Listening to Dictators

One thing about dictators is that they're usually the most brutal in countries that were made up by others in the first place. Take the atrocities of Saddam Hussein, who was allowed to run roughshod over his straight-lined piece of desert because of other people's desires for oil and cold wars. We even encouraged him to gas people when we were fighting the Iranians.

Another thing about dictators is that when their authority is questioned, they usually say that the country will fall apart without them. If there's one thing we've learned in the 21st century, it's that they're usually right. We don't have to like them, but they're not stupid.

As a nation of immigrants ourselves, America has no natural ability to understand what sectarianism really means to people whose families have been killing one another for generations. Our collective boat ride over the proverbial ocean erased those instincts from our psyches, and replaced them with clear borders and a constitution that we hold sacrosanct. So we're left with pious theory. In come the neo-cons; people whose lack of instinct and skillful amnesia could only come from America. Denial is not just a river in Egypt. It flows right through our own country. 

Watching events unfold in Iraq, Syria, and to a lesser extent in other parts of the middle-east, I sometimes imagine the raspy laughter of Saddam Hussein, followed by endless "I told you so's." I can easily picture just how absurd it must have seemed to him for our haughty generals to believe that we could replace what he controlled only through great bloodshed with peaceable, pluralistic, semi-secular democratic institutions.

For those who think that if we'd just stayed longer, dug in deeper instead of "cutting and running," it's worth considering now not whether nominal peace could have been assured in Iraq, but whether we could have achieved it without the level of tyranny that men like Saddam Hussein believed necessary. The tyrant has a natural constituency, speaks the local language, and has everything to lose by his defeat. These are inborn advantages to running a highly fractious, largely contrived nation that no amount of military hardware can surmount.

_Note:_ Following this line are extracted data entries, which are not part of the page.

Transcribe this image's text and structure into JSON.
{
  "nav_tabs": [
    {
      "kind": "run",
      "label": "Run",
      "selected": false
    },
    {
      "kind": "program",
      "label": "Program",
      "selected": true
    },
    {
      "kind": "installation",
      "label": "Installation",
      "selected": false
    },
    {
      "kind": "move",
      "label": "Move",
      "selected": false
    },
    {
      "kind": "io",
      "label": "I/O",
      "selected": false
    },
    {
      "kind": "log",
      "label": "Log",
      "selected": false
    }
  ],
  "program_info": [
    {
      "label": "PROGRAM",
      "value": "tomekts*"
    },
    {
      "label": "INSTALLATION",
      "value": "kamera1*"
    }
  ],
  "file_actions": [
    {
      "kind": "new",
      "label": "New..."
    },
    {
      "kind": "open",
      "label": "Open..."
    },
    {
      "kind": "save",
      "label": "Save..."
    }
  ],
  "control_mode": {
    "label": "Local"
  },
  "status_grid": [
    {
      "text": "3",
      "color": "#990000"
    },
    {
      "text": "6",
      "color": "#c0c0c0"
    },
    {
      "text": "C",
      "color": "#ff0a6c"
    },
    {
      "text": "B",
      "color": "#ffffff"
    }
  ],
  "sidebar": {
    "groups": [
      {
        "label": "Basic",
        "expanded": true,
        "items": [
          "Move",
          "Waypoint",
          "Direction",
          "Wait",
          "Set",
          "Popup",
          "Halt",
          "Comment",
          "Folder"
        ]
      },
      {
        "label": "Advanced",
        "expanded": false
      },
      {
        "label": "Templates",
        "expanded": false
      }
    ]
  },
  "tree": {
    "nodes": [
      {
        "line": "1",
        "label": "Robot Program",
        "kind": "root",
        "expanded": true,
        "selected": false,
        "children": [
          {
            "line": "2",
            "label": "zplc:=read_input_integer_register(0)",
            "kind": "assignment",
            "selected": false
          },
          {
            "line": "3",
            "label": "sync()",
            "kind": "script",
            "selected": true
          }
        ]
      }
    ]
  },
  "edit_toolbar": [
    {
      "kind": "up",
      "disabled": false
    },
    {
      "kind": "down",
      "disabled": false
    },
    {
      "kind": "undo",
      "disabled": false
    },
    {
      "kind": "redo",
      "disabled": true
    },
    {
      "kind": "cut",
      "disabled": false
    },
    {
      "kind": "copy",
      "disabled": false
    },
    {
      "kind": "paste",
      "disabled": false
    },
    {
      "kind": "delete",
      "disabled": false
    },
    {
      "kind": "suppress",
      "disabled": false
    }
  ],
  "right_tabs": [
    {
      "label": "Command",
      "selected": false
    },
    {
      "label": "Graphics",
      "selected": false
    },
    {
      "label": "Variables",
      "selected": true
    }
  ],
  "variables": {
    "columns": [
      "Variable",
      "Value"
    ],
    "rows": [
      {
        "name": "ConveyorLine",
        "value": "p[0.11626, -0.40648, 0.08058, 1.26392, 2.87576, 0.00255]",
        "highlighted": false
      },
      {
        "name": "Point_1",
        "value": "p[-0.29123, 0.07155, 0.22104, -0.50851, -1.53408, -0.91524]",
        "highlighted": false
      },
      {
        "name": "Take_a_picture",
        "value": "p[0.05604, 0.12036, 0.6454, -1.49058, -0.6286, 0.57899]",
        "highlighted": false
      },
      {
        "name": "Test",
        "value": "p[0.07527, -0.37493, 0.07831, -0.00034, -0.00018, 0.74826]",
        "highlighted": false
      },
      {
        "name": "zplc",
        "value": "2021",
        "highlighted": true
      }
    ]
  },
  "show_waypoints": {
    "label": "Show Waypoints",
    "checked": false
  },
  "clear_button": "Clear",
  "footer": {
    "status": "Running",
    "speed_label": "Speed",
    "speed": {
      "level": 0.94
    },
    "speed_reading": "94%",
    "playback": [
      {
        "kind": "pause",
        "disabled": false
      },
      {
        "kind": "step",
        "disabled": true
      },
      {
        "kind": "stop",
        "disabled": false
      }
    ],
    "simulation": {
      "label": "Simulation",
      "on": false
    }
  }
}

Others can relitigate the decision to go into Iraq. I'm actually grateful that the matter is up for discussion once again. It's the only way we have any hope of not repeating its mistakes. I'm more interested in what we should do now. While it was apparently news to some a decade ago, we know by now that in the Levant and Greater Mesopotamia there are several ethnic and religious groups that have never gotten along. Why should we force them to live in the same country?

Yugoslavia came into existence in the same era as Iraq and Syria, and for many of the same reasons. Once the dictators fell, it wasn't long before a nasty civil war broke out, followed by a plodding though eventually successful political resolution. Its progress strikes me as an excellent model for foreign involvement in a seemingly intractable ethno-religious conflict. Perhaps if the Kurds, Alawites, Christians, Sunnis, Shi'ites, and a handful of others had their own states, they'd relax a little.

Perhaps those who live in nations that aren't ethnically their own would be viewed less as separatist enemies, and more as minorities that deserve protection. Nations with large separatist factions might even consider giving the separatists what they want. The Kurds of Turkey might drop the freedom-fighter bit if there was an actual Kurdish homeland, instead of a theoretical one that must still be fought for. If I was Turkey, I'd even donate some acreage, perhaps in exchange for a sweetheart oil deal.

My belief is that people who have a long history of hating one another might be better served by having their own borders, and answering to their own leaders. It's not to say that nations can't be very diverse. Perhaps levels of economic development or cultural heritage play roles. Whatever the case, when people start hurting one another, these sorts of solutions ought to be high on the list of anyone interested in stopping it.